On 23 February, Coutts appeared before judge Alfred Stephen and was given bail on £1,000 worth of sureties. The case was delayed and on 10 May 1848, the Attorney General, John Plunkett, decided not to proceed with the case. Plunkett did this even though he had a very strong suspicion of Coutts' guilt and was aware that justice was being "entirely evaded" by this decision. Coutts was subsequently discharged and returned to Kangaroo Creek.

==Moving northwards==
During his time at Sydney, one of Coutts' hutkeepers at Kangaroo Creek was killed by local Gumbaynggirr in an apparent revenge attack. Coutts quickly sold out of his Kangaroo Creek holdings and in 1850 he took up the Tooloom property in the ranges about 100 km to the north of Grafton. He also invested in a steamer named the Raven which provided a river transport service between Brisbane and Ipswich. In 1851, Coutts looked to gain further property by taking a large flock of sheep further north to squat on land near to Camboon on the Dawson River. European colonisation in this region was being resisted by the resident Yiman people who killed several of Coutts' shepherds and speared to death Alexander "Sandy" Ross, who was a squatter accompanying Coutts in his attempt to set up a property. Due to the resistance of the Yiman, Coutts was forced to abandon the Dawson River and returned to Tooloom. A few years later, he bought the Ellangowan property near Toowoomba. His wife died at this property in 1856 and the following year Coutts sold the Raven.

==Later life==
In 1859, Coutts decided to retire from the violent yet profitable frontier pastoralist lifestyle and bought a mansion in the waterside Sydney suburb of Balmain where he stayed until 1866. The residence he purchased, known as "Balmoral House", still exists today under that name at 46 Waterview Street in Balmain. In 1866, Coutts decided to return to the land and purchased the North Toolburra property near Warwick in the recently established Colony of Queensland. By this stage, this area was hundreds of kilometres within the frontier of European colonisation but Coutts still managed to meet his death at Toolburra soon after moving there. In January 1868, Coutts was walking under a tree that was being felled on this property and when he was hit on the head by a large branch, killing him instantly. A large funeral was organised at Warwick and he is buried in the Coutts family plot at Warwick General Cemetery.

==Family and legacy==
Thomas Coutts had two notable brothers, one of which was Donald Coutts who accompanied Thomas throughout most of his pastoral pursuits. Donald took over the running of Tooloom from Thomas and also took up the Rosewood leasehold near Ipswich. Donald, like Thomas, was involved in a number of major incidents of frontier violence with Aboriginal people. Thomas' other brother was Reverend James Coutts who was a minister at Parramatta and then Newcastle and is known for the establishment of the Coutt's Sailors Home in the latter city.

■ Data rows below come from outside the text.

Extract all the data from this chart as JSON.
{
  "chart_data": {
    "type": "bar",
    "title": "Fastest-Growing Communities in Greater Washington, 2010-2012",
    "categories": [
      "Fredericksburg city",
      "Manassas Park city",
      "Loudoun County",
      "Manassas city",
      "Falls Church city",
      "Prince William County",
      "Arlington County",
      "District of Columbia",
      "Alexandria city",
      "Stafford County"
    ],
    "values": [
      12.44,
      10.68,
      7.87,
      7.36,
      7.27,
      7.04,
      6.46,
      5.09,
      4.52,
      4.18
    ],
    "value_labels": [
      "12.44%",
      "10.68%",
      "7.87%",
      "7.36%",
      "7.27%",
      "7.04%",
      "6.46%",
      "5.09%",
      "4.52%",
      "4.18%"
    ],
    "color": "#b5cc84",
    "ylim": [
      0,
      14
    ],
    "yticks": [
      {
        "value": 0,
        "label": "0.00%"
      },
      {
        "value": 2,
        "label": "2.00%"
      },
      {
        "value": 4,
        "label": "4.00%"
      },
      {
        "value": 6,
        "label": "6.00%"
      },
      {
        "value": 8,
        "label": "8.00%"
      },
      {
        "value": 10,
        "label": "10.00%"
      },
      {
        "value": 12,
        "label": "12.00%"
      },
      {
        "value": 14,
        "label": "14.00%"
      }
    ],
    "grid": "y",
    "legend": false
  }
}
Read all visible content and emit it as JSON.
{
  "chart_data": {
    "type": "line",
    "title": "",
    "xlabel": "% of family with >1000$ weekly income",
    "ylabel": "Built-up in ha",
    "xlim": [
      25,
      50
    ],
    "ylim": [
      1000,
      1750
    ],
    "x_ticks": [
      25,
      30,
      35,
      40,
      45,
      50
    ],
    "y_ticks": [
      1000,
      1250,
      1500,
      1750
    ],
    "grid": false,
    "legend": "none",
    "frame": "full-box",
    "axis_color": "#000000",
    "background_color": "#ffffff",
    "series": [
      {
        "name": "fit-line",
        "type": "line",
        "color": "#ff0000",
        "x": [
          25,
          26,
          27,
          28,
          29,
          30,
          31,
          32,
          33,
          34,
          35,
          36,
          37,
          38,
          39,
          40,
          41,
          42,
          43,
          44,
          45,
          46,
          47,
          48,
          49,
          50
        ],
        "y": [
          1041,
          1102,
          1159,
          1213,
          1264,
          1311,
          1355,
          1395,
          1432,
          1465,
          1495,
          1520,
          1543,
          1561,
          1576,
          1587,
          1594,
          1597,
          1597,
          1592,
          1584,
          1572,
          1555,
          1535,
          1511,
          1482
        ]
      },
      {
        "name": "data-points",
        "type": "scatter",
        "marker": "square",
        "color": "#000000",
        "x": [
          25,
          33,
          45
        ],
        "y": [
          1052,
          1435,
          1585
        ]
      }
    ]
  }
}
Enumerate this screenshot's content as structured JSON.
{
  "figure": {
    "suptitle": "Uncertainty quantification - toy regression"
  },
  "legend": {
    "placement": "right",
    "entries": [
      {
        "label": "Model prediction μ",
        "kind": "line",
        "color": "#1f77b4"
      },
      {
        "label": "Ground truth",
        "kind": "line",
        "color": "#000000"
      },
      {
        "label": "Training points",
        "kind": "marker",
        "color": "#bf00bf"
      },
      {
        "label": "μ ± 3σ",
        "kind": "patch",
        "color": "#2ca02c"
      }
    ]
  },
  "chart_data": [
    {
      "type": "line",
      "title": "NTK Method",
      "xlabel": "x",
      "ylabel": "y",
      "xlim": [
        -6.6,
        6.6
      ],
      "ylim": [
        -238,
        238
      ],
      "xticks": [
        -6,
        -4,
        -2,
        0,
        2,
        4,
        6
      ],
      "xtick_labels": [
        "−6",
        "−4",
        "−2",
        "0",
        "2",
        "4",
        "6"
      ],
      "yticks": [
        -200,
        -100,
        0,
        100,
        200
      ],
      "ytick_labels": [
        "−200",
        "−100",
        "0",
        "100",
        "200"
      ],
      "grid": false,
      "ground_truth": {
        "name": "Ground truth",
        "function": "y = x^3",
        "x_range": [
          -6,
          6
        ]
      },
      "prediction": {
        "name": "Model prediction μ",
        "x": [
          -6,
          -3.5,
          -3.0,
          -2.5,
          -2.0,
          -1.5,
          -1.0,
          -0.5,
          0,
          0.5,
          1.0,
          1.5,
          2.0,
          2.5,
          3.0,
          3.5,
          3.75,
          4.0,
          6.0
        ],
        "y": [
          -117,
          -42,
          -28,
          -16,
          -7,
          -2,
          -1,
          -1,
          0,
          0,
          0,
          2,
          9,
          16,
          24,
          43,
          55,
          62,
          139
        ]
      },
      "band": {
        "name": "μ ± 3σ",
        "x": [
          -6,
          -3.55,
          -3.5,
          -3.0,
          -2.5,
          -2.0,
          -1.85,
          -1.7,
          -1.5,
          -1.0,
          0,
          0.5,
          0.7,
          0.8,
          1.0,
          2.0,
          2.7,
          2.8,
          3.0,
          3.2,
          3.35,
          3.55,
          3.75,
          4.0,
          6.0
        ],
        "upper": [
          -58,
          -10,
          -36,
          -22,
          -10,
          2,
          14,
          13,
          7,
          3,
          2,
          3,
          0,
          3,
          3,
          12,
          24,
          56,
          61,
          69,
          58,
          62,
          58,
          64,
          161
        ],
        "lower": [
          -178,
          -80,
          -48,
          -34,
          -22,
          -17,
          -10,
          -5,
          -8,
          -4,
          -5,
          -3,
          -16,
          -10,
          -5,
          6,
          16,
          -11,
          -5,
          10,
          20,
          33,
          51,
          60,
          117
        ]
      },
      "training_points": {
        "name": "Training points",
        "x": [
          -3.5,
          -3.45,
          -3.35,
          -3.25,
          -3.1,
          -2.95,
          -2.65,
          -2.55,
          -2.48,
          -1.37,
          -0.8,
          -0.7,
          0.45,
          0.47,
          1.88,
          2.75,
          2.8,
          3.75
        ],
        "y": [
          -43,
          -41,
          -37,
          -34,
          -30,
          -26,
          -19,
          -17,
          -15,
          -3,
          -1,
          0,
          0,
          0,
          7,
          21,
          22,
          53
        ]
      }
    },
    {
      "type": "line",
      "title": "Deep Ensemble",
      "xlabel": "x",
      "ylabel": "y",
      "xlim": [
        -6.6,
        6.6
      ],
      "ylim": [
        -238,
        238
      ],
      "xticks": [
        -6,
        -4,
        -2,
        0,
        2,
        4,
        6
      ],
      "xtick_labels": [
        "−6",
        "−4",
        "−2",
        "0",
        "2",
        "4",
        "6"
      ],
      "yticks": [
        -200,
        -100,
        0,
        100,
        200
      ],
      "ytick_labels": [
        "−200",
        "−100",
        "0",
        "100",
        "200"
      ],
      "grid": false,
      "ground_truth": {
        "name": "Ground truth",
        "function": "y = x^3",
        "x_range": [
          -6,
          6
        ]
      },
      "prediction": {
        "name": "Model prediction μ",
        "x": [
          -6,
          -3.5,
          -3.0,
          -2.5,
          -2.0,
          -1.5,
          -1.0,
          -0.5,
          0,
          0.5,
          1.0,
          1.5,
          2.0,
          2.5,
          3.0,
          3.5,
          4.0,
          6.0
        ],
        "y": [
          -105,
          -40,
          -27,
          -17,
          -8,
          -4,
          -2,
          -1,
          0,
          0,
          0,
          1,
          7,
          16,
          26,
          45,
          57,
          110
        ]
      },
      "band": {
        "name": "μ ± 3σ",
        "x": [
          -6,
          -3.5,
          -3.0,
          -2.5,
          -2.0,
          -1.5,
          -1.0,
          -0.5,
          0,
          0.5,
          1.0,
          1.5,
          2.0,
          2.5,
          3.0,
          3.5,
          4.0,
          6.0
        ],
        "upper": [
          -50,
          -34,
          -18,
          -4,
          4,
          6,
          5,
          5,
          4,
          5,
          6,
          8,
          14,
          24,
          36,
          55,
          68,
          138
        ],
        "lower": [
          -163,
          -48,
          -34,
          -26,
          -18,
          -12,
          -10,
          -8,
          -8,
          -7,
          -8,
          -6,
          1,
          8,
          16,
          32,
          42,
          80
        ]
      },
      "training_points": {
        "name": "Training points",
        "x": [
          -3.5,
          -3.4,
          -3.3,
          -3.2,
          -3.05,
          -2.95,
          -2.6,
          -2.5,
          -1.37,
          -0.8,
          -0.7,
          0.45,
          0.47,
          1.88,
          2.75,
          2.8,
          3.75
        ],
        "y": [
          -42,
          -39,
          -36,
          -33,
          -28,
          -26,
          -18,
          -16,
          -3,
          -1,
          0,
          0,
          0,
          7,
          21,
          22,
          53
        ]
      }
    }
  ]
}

Thomas Coutts had nine children with Maria Bloodworth with many marrying into well respected colonial families.

Several landmarks are named after Thomas Coutts. This includes town of Coutts Crossing near Grafton, the distinctive mountain outside the town of Urbenville known as Coutts Crown, and the Coutts Water stream near Ebor. In 2018, a vote was taken by the residents of Coutts Crossing to rename their town to avoid being associated with Thomas Coutts. The residents overwhelmingly decided to retain Coutts Crossing as the town's title.